The above graphic shows evenly spaced addressing (at left) that is similar to the data used in today's GPS navigation units and ‘actual' address points for structures (at right) which are required to find exact locations. This becomes a much greater concern over long distances or when homes don't display numbers or are hidden from public view.
Address and Building Relationships
One Address with Many Buildings
- Government or business complexes, and college campuses like the one pictured below are typically located on one or more parcels and only have one address for mail delivery. Mail is distributed throughout the campus by a ‘mailroom' facility. This works well in the normal course of business, but when emergencies strike (i.e. Virginia Tech shootings), first responders must reach the right building which may not even be readily accessible from some parts of the campus. They can't be expected to know the names of each building or their placement in very large complexes. This requires a concerted effort to address each building in a campus setting, even when it is perfectly acceptable for the entire campus to be registered to one owner.

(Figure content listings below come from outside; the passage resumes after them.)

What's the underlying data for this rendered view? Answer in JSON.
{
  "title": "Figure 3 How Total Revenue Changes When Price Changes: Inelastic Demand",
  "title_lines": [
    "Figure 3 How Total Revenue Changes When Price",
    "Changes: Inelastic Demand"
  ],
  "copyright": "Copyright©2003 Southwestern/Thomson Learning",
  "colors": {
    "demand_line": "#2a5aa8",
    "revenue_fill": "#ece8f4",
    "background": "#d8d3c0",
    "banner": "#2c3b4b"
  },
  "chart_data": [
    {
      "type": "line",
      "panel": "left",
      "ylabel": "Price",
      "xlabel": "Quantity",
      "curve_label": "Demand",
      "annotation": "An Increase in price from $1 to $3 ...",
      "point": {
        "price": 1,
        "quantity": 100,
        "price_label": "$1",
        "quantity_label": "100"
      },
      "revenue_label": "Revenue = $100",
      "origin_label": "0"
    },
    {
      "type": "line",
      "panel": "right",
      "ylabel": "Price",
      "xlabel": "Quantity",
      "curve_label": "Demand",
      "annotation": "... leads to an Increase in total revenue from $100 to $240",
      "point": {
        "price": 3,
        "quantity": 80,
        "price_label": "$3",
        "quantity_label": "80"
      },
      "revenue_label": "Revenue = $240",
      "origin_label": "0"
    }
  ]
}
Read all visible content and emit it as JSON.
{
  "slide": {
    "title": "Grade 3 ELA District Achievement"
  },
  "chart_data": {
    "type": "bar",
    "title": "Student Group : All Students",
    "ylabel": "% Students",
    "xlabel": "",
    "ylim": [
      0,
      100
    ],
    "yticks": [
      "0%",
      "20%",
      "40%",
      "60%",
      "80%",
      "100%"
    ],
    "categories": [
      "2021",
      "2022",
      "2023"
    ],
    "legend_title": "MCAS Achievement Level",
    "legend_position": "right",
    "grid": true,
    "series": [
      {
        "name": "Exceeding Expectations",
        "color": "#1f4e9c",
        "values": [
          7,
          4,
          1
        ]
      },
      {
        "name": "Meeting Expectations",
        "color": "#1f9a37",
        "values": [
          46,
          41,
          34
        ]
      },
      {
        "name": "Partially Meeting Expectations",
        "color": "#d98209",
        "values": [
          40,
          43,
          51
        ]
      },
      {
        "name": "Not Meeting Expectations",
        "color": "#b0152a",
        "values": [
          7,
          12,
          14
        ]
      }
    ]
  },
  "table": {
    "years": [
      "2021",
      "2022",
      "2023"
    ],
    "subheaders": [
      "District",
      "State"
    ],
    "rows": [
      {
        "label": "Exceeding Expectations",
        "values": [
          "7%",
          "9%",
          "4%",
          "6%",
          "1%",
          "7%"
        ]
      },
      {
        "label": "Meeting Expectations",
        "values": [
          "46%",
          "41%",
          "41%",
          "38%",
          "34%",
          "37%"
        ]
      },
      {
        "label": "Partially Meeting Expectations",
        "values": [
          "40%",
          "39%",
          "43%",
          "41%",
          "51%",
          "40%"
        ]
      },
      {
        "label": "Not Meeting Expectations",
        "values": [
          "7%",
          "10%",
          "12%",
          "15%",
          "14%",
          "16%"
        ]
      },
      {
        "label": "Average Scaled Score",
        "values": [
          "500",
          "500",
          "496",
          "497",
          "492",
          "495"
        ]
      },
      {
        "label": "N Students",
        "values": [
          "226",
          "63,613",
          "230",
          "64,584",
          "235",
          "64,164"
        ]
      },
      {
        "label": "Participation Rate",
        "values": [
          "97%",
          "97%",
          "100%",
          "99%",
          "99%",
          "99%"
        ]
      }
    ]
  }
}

One Building with Many Owner Occupied Structures and Many Addresses
- A condominium building like the one pictured at right may use one address for each building with additional unit number identifiers for mail delivery. This works well even when emergencies strike, because first responders reach the right building and can find the individual unit. Single address with unit number modifiers are in common use and widely understood.
Steps That Need To Be Taken
A framework allowing Federal, state and local government agencies to partner on production of Address Points must be encouraged/mandated and funded. Opportunities should also exist for the private sector to participate. The following steps will promote this partnership:
- Congress should instruct Federal agencies to jointly develop a common address point file in cooperation with state and local governments and ensure that this file will be publicly available to promote economic growth and government efficiency.
- Congress should look at the multiple efforts of federal agencies to maintain nation-wide address data and move to eliminate duplication.
- If a national address point file can be publicly shareable, the U.S. Census Bureau should become the data steward for this file and adhere to the new Supplemental Guidance in OMB Circular A-16.
- If existing privacy constraints cannot be addressed, another Federal agency without such constraints should become the custodian of address points and all other agencies should obtain their information from this unrestricted source.
- States must coordinate the development of address point files working with local governments.
- In anticipation of the 2020 decennial Census, and to support the American Community Survey, the U.S. Census Bureau should contract with willing States to coordinate state and local government address data activity and to provide pass-through funding to maintain local address point files. These data should be developed locally with local and state agencies acting as data integrators.
- A national business plan for address points must be created and adopted by all Federal, state and local agencies, including a suitable data standard, data model, exchange standard and funding model.